Interesting, but hardly hilarious...
Party on, historians!
#6 - if you’re going on a long sea voyage with 17th-century food storage technology, you’re going to take your water in the form of wine/beer to make sure it doesn’t cultivate nasty microbes (the alcohol killing off anything that would otherwise grow in water). Wine/beer in addition are, well, basically liquid fruit & bread - a lot easier to store & transport (weight aside) in liquid form than trying to keep from rotting on shelves. Alcoholic side effects, well, gosh darn.
If you thought we were the first generation who liked to get our drink onWhy would anyone think such a thing? Is the generation referred to therein that much dumbed down now?
Another episode of Drunk History.
look up ‘churchill’s hiccup’, or ‘winston’s hiccup’. i’m sure most of southern jordan knows that story
beer was preferred aboard ship not necessarily because of its effects, but because water would go bad and sicken the crew after a voyage of even moderate length.
This is one of my favorite pieces of alcohol history:
“Indeed, we still have available the bar tab from a 1787 farewell party in Philadelphia for George Washington just days before the framers signed off on the Constitution. According to the bill preserved from the evening, the 55 attendees drank 54 bottles of Madeira, 60 bottles of claret, eight of whiskey, 22 of porter, eight of hard cider, 12 of beer, and seven bowls of alcoholic punch.”
Alcohol is a solution. Just ask any chemist.
Hilarious? I don’t think so.

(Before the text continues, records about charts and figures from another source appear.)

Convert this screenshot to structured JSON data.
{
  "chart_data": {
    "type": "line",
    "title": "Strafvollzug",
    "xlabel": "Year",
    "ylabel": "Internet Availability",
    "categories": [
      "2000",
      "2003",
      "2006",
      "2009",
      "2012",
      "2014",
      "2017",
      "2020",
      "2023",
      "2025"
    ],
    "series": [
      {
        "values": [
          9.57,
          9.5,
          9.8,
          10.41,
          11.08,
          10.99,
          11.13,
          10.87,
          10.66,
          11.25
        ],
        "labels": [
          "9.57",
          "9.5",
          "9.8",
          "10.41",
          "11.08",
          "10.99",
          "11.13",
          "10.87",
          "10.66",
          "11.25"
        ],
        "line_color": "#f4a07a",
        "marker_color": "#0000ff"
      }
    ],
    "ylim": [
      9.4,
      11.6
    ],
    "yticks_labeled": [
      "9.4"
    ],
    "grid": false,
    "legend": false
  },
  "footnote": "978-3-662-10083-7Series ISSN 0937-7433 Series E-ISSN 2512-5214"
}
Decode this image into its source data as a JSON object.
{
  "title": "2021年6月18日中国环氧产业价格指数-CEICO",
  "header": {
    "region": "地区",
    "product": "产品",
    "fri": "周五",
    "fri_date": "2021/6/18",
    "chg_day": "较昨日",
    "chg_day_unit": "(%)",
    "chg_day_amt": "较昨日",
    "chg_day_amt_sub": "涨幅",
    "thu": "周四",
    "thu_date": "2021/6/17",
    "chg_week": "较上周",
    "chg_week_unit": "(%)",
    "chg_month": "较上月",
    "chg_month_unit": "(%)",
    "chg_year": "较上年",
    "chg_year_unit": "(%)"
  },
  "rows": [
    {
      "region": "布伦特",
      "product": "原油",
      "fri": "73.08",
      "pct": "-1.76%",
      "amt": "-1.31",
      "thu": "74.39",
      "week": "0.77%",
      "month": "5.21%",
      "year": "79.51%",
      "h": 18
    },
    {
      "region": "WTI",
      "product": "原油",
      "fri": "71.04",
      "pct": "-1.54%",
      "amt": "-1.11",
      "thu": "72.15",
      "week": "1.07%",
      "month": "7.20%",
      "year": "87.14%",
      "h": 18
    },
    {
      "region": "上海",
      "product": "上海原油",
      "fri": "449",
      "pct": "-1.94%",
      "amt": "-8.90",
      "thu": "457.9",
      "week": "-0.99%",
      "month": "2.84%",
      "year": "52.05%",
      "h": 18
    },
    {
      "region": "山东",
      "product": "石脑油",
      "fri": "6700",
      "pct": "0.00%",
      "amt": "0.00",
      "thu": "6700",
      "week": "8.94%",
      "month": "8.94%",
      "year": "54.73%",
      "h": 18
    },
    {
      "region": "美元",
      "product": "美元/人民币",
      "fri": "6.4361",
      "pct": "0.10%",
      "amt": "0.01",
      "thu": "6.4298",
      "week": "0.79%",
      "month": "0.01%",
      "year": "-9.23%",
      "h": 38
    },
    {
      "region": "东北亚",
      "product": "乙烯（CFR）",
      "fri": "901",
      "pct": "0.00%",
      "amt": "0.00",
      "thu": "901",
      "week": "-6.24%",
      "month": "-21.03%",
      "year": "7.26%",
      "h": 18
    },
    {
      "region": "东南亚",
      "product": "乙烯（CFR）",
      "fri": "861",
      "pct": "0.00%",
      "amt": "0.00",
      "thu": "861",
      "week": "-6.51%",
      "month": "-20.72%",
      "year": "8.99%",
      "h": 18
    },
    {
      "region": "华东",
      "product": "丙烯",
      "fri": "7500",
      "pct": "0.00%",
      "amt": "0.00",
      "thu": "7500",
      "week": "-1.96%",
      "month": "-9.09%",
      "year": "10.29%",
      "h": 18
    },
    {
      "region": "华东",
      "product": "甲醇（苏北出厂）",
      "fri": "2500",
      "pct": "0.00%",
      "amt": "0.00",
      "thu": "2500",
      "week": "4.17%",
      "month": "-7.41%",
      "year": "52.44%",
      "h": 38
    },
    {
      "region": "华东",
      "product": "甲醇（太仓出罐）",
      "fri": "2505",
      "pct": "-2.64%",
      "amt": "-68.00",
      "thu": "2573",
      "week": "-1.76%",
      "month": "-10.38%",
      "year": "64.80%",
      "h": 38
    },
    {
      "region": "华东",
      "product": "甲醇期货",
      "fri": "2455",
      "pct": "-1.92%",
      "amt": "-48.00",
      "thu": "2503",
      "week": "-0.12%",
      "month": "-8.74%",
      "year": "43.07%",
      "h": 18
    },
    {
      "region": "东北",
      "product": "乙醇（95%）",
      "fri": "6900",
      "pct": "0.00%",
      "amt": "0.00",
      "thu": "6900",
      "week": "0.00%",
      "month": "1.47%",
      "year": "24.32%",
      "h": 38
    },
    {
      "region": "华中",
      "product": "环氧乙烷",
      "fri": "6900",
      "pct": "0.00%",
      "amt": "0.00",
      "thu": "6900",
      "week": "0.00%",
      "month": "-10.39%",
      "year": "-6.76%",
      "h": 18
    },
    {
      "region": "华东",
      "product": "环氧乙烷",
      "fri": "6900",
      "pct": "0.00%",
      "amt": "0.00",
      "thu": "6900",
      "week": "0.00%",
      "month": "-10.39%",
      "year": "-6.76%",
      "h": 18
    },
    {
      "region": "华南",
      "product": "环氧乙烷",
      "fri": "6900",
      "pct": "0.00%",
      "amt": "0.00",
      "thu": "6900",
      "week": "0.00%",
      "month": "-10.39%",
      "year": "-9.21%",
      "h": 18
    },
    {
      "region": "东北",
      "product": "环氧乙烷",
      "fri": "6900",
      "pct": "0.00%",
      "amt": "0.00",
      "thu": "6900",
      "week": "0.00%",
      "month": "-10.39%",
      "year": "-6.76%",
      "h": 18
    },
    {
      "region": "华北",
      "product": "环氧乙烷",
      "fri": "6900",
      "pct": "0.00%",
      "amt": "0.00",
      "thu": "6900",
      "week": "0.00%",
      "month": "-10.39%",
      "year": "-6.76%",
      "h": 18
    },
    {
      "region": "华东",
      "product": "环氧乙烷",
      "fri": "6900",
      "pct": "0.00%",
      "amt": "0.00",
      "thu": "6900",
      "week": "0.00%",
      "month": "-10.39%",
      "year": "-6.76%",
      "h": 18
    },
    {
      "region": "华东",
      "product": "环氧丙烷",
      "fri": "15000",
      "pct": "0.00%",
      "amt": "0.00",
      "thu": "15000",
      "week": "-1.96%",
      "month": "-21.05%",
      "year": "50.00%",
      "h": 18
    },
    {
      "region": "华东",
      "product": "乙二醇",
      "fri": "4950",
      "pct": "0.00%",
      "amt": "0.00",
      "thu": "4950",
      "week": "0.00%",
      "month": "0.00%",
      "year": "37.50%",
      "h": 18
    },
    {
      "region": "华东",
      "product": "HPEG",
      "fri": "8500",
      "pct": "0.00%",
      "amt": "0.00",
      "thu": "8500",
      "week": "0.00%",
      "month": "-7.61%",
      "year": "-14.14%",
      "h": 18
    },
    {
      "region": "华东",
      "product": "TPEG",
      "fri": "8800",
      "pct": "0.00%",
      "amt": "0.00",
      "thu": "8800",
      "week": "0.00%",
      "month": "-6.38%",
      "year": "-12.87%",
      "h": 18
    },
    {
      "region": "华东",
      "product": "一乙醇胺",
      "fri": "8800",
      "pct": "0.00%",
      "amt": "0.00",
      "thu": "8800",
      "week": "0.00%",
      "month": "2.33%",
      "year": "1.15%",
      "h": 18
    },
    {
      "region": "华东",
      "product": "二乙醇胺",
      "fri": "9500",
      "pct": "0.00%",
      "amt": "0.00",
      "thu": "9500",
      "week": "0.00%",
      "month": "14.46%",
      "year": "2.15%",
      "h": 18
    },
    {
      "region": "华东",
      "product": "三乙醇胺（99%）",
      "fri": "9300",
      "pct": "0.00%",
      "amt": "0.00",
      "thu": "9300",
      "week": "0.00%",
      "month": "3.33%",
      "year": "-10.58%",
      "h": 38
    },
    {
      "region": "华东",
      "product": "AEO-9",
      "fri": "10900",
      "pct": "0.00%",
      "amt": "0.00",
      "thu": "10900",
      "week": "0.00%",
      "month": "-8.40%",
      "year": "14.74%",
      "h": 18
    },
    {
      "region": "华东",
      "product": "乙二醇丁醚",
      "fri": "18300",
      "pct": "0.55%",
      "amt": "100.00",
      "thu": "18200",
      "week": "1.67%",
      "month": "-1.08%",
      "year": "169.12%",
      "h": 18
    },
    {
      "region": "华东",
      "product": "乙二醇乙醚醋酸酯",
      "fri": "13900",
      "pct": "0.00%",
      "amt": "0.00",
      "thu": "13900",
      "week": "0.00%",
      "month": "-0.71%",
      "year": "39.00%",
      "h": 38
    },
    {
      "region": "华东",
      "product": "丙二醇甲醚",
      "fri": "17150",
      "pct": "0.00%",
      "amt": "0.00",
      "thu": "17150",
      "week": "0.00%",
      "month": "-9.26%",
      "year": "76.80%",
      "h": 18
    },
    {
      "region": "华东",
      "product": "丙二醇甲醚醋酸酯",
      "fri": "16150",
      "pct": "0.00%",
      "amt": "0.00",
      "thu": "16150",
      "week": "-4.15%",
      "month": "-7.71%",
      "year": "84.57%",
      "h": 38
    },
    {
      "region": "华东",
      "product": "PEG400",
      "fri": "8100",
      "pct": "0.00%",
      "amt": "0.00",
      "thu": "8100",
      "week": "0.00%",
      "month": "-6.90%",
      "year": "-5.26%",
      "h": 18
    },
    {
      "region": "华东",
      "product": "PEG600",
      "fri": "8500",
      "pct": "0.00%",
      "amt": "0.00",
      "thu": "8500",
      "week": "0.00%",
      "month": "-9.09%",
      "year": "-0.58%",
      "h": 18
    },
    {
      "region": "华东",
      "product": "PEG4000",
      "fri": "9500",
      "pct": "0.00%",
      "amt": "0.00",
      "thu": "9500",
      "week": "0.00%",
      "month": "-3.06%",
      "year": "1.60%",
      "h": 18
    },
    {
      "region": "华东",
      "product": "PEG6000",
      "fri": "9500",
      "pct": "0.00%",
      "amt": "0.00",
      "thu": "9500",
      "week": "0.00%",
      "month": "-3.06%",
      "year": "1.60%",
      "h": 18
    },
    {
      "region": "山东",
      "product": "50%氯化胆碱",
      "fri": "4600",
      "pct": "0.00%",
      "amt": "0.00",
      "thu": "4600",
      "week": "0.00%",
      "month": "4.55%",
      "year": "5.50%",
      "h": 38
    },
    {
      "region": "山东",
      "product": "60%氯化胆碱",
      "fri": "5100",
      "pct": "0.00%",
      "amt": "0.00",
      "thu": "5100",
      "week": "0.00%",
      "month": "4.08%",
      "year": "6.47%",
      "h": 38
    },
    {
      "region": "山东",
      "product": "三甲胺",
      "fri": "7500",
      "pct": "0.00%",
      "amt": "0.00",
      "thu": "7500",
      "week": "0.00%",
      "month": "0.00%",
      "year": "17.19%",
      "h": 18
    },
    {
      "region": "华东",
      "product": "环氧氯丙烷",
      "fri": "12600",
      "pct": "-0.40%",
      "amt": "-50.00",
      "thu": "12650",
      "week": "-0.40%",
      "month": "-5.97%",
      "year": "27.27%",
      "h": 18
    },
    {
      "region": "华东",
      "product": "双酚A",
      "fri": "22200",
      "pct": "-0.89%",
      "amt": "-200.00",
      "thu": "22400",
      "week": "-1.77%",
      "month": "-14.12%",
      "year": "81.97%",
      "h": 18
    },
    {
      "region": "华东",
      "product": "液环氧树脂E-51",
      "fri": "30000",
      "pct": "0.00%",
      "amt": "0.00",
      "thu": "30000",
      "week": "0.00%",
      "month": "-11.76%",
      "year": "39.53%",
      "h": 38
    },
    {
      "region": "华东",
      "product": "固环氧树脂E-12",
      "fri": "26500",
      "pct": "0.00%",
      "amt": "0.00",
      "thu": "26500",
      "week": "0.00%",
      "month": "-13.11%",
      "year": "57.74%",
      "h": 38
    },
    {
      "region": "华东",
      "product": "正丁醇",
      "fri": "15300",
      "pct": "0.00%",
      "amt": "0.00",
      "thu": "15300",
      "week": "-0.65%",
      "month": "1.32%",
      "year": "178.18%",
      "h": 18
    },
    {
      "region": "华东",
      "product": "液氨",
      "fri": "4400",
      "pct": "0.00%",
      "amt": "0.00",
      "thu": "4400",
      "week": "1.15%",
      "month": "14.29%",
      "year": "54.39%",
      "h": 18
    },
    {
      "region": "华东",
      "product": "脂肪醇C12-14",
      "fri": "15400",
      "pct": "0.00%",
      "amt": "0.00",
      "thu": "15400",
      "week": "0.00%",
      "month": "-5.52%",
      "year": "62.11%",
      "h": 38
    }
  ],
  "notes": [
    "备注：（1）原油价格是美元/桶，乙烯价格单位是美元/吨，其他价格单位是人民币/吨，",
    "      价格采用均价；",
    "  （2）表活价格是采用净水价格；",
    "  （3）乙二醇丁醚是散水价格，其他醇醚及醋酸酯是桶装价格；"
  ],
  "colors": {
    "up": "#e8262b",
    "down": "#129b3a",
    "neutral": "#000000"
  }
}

A bunch of made up, inacurate crap is more like it.
Everyone brings out the choice wine first and then the cheaper wine after the guests have had too much to drink; but you have saved the best till now.
John 2:10
It also began the famous line: Hold me mug and watch this!......................
We all know beer created civilization.
The “tons of booze” stories are misleading because low-alcohol beer was used in place of water, since the alcohol minimized bacteria. Low-alcohol beer simply safer than water for drinking.
The guys aboard the Mayflower were not Puritans. They were either Separatists or Church of England. Not a Puritan to be found.
And water tended to go bad sitting in wooden barrels in the hold of the ship. Sailing with only water on board for a long voyage in those days was a good way to arrive with a true skeleton crew.
Considering the very bad history in this one statement I would take all the others with a king sized grain of salt.
With all that grain in the pyramids, I’m not surprised that they had plenty to brew.
The founding fathers were buzzed pretty much all the time.